03 February 2011

Designing for deuteranopes

People tend to use red, green, and blue on white backgrounds, because those are simple colours that are dark enough to stand out. But that can be a problem for deuteranopes.

Deuteranopia is one form of colour blindness. About 7-8% of men are colour blind in one way or another, with red-green colour blindness of some form being the most common. Thus, chances are that at a reasonably sized conference, someone walking past your poster has issues distinguishing colours that most of us take for granted.

Andy Baio has a great post about reading graphics with his “broke-ass eyes,” as he put it. There are some great tips there.

Did you know that Photoshop has a colour-blind simulator?

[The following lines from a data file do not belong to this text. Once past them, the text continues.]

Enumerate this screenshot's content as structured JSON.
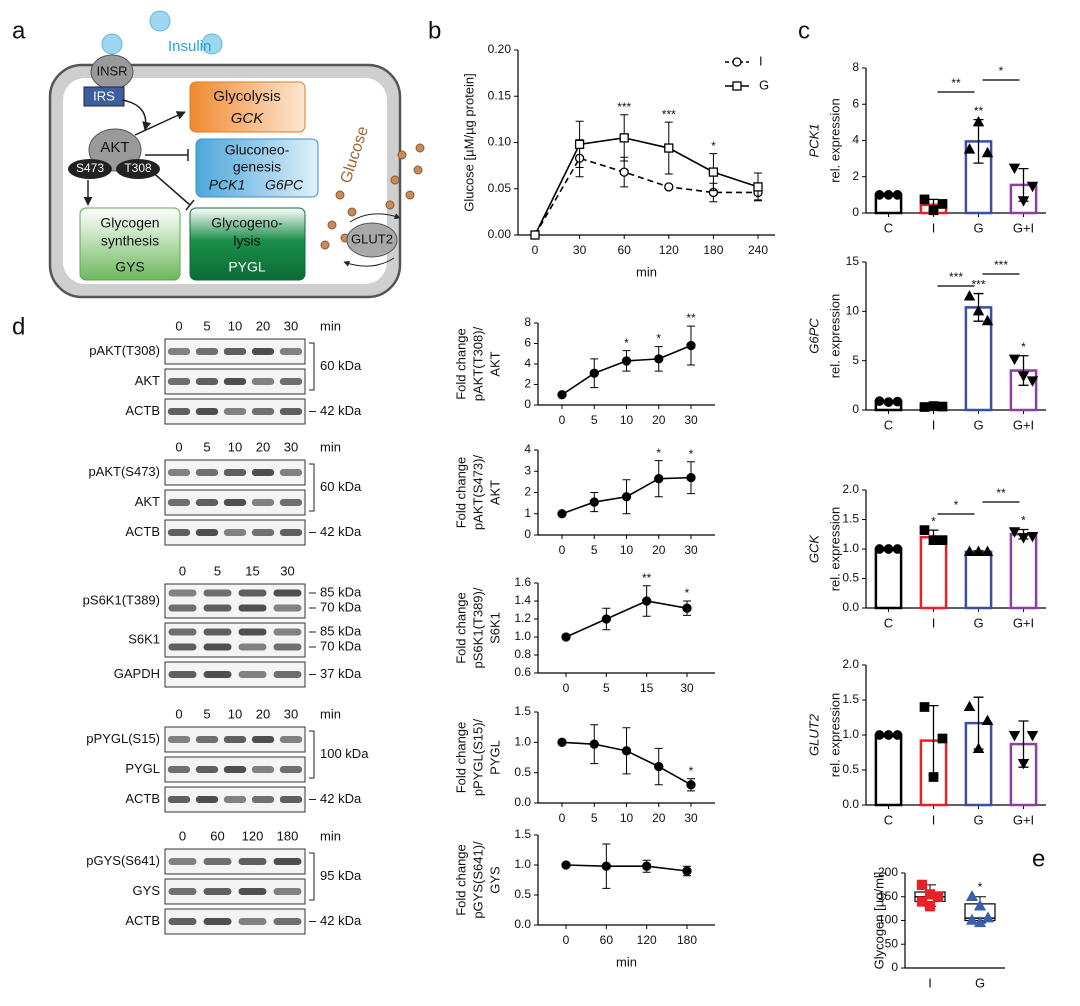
{
  "panels": [
    "a",
    "b",
    "c",
    "d",
    "e"
  ],
  "diagram": {
    "insulin": "Insulin",
    "insr": "INSR",
    "irs": "IRS",
    "akt": "AKT",
    "s473": "S473",
    "t308": "T308",
    "glycolysis": [
      "Glycolysis",
      "GCK"
    ],
    "gluconeogenesis": [
      "Gluconeo-",
      "genesis",
      "PCK1",
      "G6PC"
    ],
    "glycogen_synthesis": [
      "Glycogen",
      "synthesis",
      "GYS"
    ],
    "glycogenolysis": [
      "Glycogeno-",
      "lysis",
      "PYGL"
    ],
    "glucose": "Glucose",
    "glut2": "GLUT2"
  },
  "blots": [
    {
      "times": [
        "0",
        "5",
        "10",
        "20",
        "30"
      ],
      "unit": "min",
      "bracket": "60 kDa",
      "rows": [
        {
          "label": "pAKT(T308)"
        },
        {
          "label": "AKT"
        },
        {
          "label": "ACTB",
          "sizes": [
            "42 kDa"
          ]
        }
      ]
    },
    {
      "times": [
        "0",
        "5",
        "10",
        "20",
        "30"
      ],
      "unit": "min",
      "bracket": "60 kDa",
      "rows": [
        {
          "label": "pAKT(S473)"
        },
        {
          "label": "AKT"
        },
        {
          "label": "ACTB",
          "sizes": [
            "42 kDa"
          ]
        }
      ]
    },
    {
      "times": [
        "0",
        "5",
        "15",
        "30"
      ],
      "rows": [
        {
          "label": "pS6K1(T389)",
          "sizes": [
            "85 kDa",
            "70 kDa"
          ]
        },
        {
          "label": "S6K1",
          "sizes": [
            "85 kDa",
            "70 kDa"
          ]
        },
        {
          "label": "GAPDH",
          "sizes": [
            "37 kDa"
          ]
        }
      ]
    },
    {
      "times": [
        "0",
        "5",
        "10",
        "20",
        "30"
      ],
      "unit": "min",
      "bracket": "100 kDa",
      "rows": [
        {
          "label": "pPYGL(S15)"
        },
        {
          "label": "PYGL"
        },
        {
          "label": "ACTB",
          "sizes": [
            "42 kDa"
          ]
        }
      ]
    },
    {
      "times": [
        "0",
        "60",
        "120",
        "180"
      ],
      "unit": "min",
      "bracket": "95 kDa",
      "rows": [
        {
          "label": "pGYS(S641)"
        },
        {
          "label": "GYS"
        },
        {
          "label": "ACTB",
          "sizes": [
            "42 kDa"
          ]
        }
      ]
    }
  ],
  "chart_data": [
    {
      "type": "line",
      "ylabel": "Glucose [µM/µg protein]",
      "xlabel": "min",
      "categories": [
        "0",
        "30",
        "60",
        "120",
        "180",
        "240"
      ],
      "ylim": [
        0,
        0.2
      ],
      "yticks": [
        {
          "value": 0,
          "label": "0.00"
        },
        0.05,
        {
          "value": 0.1,
          "label": "0.10"
        },
        0.15,
        {
          "value": 0.2,
          "label": "0.20"
        }
      ],
      "series": [
        {
          "name": "I",
          "color": "#000000",
          "marker": "circle-open",
          "dash": true,
          "values": [
            0,
            0.083,
            0.068,
            0.052,
            0.046,
            0.046
          ],
          "errors": [
            0,
            0.02,
            0.016,
            0.002,
            0.01,
            0.008
          ]
        },
        {
          "name": "G",
          "color": "#000000",
          "marker": "square-open",
          "values": [
            0,
            0.098,
            0.105,
            0.094,
            0.068,
            0.052
          ],
          "errors": [
            0,
            0.025,
            0.025,
            0.028,
            0.02,
            0.015
          ]
        }
      ],
      "significance": [
        null,
        null,
        "***",
        "***",
        "*",
        null
      ],
      "legend": "upper right"
    },
    {
      "type": "line",
      "ylabel": [
        "Fold change",
        "pAKT(T308)/",
        "AKT"
      ],
      "categories": [
        "0",
        "5",
        "10",
        "20",
        "30"
      ],
      "ylim": [
        0,
        8
      ],
      "yticks": [
        0,
        2,
        4,
        6,
        8
      ],
      "series": [
        {
          "color": "#000000",
          "marker": "circle",
          "values": [
            1,
            3.1,
            4.3,
            4.5,
            5.8
          ],
          "errors": [
            0,
            1.4,
            1.0,
            1.2,
            1.9
          ]
        }
      ],
      "significance": [
        null,
        null,
        "*",
        "*",
        "**"
      ]
    },
    {
      "type": "line",
      "ylabel": [
        "Fold change",
        "pAKT(S473)/",
        "AKT"
      ],
      "categories": [
        "0",
        "5",
        "10",
        "20",
        "30"
      ],
      "ylim": [
        0,
        4
      ],
      "yticks": [
        0,
        1,
        2,
        3,
        4
      ],
      "series": [
        {
          "color": "#000000",
          "marker": "circle",
          "values": [
            1,
            1.55,
            1.8,
            2.65,
            2.7
          ],
          "errors": [
            0,
            0.45,
            0.8,
            0.85,
            0.75
          ]
        }
      ],
      "significance": [
        null,
        null,
        null,
        "*",
        "*"
      ]
    },
    {
      "type": "line",
      "ylabel": [
        "Fold change",
        "pS6K1(T389)/",
        "S6K1"
      ],
      "categories": [
        "0",
        "5",
        "15",
        "30"
      ],
      "ylim": [
        0.6,
        1.6
      ],
      "yticks": [
        0.6,
        0.8,
        {
          "value": 1,
          "label": "1.0"
        },
        1.2,
        1.4,
        1.6
      ],
      "series": [
        {
          "color": "#000000",
          "marker": "circle",
          "values": [
            1,
            1.2,
            1.4,
            1.32
          ],
          "errors": [
            0,
            0.12,
            0.17,
            0.08
          ]
        }
      ],
      "significance": [
        null,
        null,
        "**",
        "*"
      ]
    },
    {
      "type": "line",
      "ylabel": [
        "Fold change",
        "pPYGL(S15)/",
        "PYGL"
      ],
      "categories": [
        "0",
        "5",
        "10",
        "20",
        "30"
      ],
      "ylim": [
        0,
        1.5
      ],
      "yticks": [
        {
          "value": 0,
          "label": "0.0"
        },
        0.5,
        {
          "value": 1,
          "label": "1.0"
        },
        1.5
      ],
      "series": [
        {
          "color": "#000000",
          "marker": "circle",
          "values": [
            1,
            0.97,
            0.86,
            0.6,
            0.3
          ],
          "errors": [
            0,
            0.32,
            0.38,
            0.3,
            0.1
          ]
        }
      ],
      "significance": [
        null,
        null,
        null,
        null,
        "*"
      ]
    },
    {
      "type": "line",
      "ylabel": [
        "Fold change",
        "pGYS(S641)/",
        "GYS"
      ],
      "xlabel": "min",
      "categories": [
        "0",
        "60",
        "120",
        "180"
      ],
      "ylim": [
        0,
        1.5
      ],
      "yticks": [
        {
          "value": 0,
          "label": "0.0"
        },
        0.5,
        {
          "value": 1,
          "label": "1.0"
        },
        1.5
      ],
      "series": [
        {
          "color": "#000000",
          "marker": "circle",
          "values": [
            1,
            0.98,
            0.98,
            0.9
          ],
          "errors": [
            0,
            0.37,
            0.1,
            0.08
          ]
        }
      ]
    },
    {
      "type": "bar",
      "ylabel": [
        "PCK1",
        "rel. expression"
      ],
      "categories": [
        "C",
        "I",
        "G",
        "G+I"
      ],
      "colors": [
        "#000000",
        "#e8202a",
        "#3a4fa0",
        "#8b3fa0"
      ],
      "markers": [
        "circle",
        "square",
        "triangle",
        "triangle-down"
      ],
      "ylim": [
        0,
        8
      ],
      "yticks": [
        0,
        2,
        4,
        6,
        8
      ],
      "values": [
        1,
        0.45,
        3.95,
        1.55
      ],
      "errors": [
        0.05,
        0.3,
        1.2,
        0.9
      ],
      "points": [
        [
          1,
          1,
          1
        ],
        [
          0.75,
          0.15,
          0.5
        ],
        [
          3.5,
          5,
          3.3
        ],
        [
          2.5,
          0.7,
          1.5
        ]
      ],
      "significance": [
        null,
        null,
        "**",
        null
      ],
      "comparisons": [
        {
          "pair": [
            "I",
            "G"
          ],
          "label": "**"
        },
        {
          "pair": [
            "G",
            "G+I"
          ],
          "label": "*"
        }
      ]
    },
    {
      "type": "bar",
      "ylabel": [
        "G6PC",
        "rel. expression"
      ],
      "categories": [
        "C",
        "I",
        "G",
        "G+I"
      ],
      "colors": [
        "#000000",
        "#e8202a",
        "#3a4fa0",
        "#8b3fa0"
      ],
      "markers": [
        "circle",
        "square",
        "triangle",
        "triangle-down"
      ],
      "ylim": [
        0,
        15
      ],
      "yticks": [
        0,
        5,
        10,
        15
      ],
      "values": [
        0.85,
        0.35,
        10.4,
        4
      ],
      "errors": [
        0.1,
        0.1,
        1.4,
        1.5
      ],
      "points": [
        [
          0.9,
          0.8,
          0.85
        ],
        [
          0.3,
          0.4,
          0.35
        ],
        [
          11.5,
          10,
          9
        ],
        [
          5.2,
          3.5,
          3
        ]
      ],
      "significance": [
        null,
        null,
        "***",
        "*"
      ],
      "comparisons": [
        {
          "pair": [
            "I",
            "G"
          ],
          "label": "***"
        },
        {
          "pair": [
            "G",
            "G+I"
          ],
          "label": "***"
        }
      ]
    },
    {
      "type": "bar",
      "ylabel": [
        "GCK",
        "rel. expression"
      ],
      "categories": [
        "C",
        "I",
        "G",
        "G+I"
      ],
      "colors": [
        "#000000",
        "#e8202a",
        "#3a4fa0",
        "#8b3fa0"
      ],
      "markers": [
        "circle",
        "square",
        "triangle",
        "triangle-down"
      ],
      "ylim": [
        0,
        2
      ],
      "yticks": [
        {
          "value": 0,
          "label": "0.0"
        },
        0.5,
        {
          "value": 1,
          "label": "1.0"
        },
        1.5,
        {
          "value": 2,
          "label": "2.0"
        }
      ],
      "values": [
        1,
        1.2,
        0.95,
        1.25
      ],
      "errors": [
        0.01,
        0.12,
        0.02,
        0.08
      ],
      "points": [
        [
          1,
          1,
          1
        ],
        [
          1.32,
          1.15,
          1.15
        ],
        [
          0.95,
          0.95,
          0.95
        ],
        [
          1.3,
          1.2,
          1.22
        ]
      ],
      "significance": [
        null,
        "*",
        null,
        "*"
      ],
      "comparisons": [
        {
          "pair": [
            "I",
            "G"
          ],
          "label": "*"
        },
        {
          "pair": [
            "G",
            "G+I"
          ],
          "label": "**"
        }
      ]
    },
    {
      "type": "bar",
      "ylabel": [
        "GLUT2",
        "rel. expression"
      ],
      "categories": [
        "C",
        "I",
        "G",
        "G+I"
      ],
      "colors": [
        "#000000",
        "#e8202a",
        "#3a4fa0",
        "#8b3fa0"
      ],
      "markers": [
        "circle",
        "square",
        "triangle",
        "triangle-down"
      ],
      "ylim": [
        0,
        2
      ],
      "yticks": [
        {
          "value": 0,
          "label": "0.0"
        },
        0.5,
        {
          "value": 1,
          "label": "1.0"
        },
        1.5,
        {
          "value": 2,
          "label": "2.0"
        }
      ],
      "values": [
        1,
        0.92,
        1.17,
        0.87
      ],
      "errors": [
        0.01,
        0.5,
        0.37,
        0.33
      ],
      "points": [
        [
          1,
          1,
          1
        ],
        [
          1.4,
          0.4,
          0.95
        ],
        [
          1.4,
          0.8,
          1.2
        ],
        [
          1,
          0.6,
          1
        ]
      ]
    },
    {
      "type": "box",
      "ylabel": "Glycogen [µg/ml]",
      "categories": [
        "I",
        "G"
      ],
      "colors": [
        "#e8202a",
        "#3a5fb0"
      ],
      "markers": [
        "square",
        "triangle"
      ],
      "ylim": [
        0,
        200
      ],
      "yticks": [
        0,
        50,
        100,
        150,
        200
      ],
      "min": [
        130,
        95
      ],
      "q1": [
        140,
        100
      ],
      "median": [
        150,
        105
      ],
      "q3": [
        160,
        135
      ],
      "max": [
        175,
        150
      ],
      "points": [
        [
          175,
          155,
          150,
          140,
          130
        ],
        [
          150,
          130,
          105,
          100,
          95
        ]
      ],
      "significance": [
        null,
        "*"
      ]
    }
  ]
}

I didn’t.

Even better, Andy points to Vischeck, an online colorblind simulator. I ran several posters that I had previously critiqued through the simulation. Luckily, most of them held up pretty well. Here are a couple of examples (click to enlarge).

The overall effect is much more monotone, but the poster is still quite legible overall.

This one has a more serious issue. The figure in the upper right corner might not interpreted properly by someone who is red-green colour blind.

If you want to use red and green to distinguish data on a graph, make sure that the data is distinguished by some other characteristic than just colour. Don’t use red and green circles; use red circles and green triangles. Don’t use red and and green lines; use a red solid line and a green dashed line.

And you can’t go wrong with good ol’ black text and lines on a white background.

I found that once I was reminded of how common colour blindness is, I became sensitized to it, and started noticing potential problems. A little planning can go a long way in making your posters legible for colour blind people.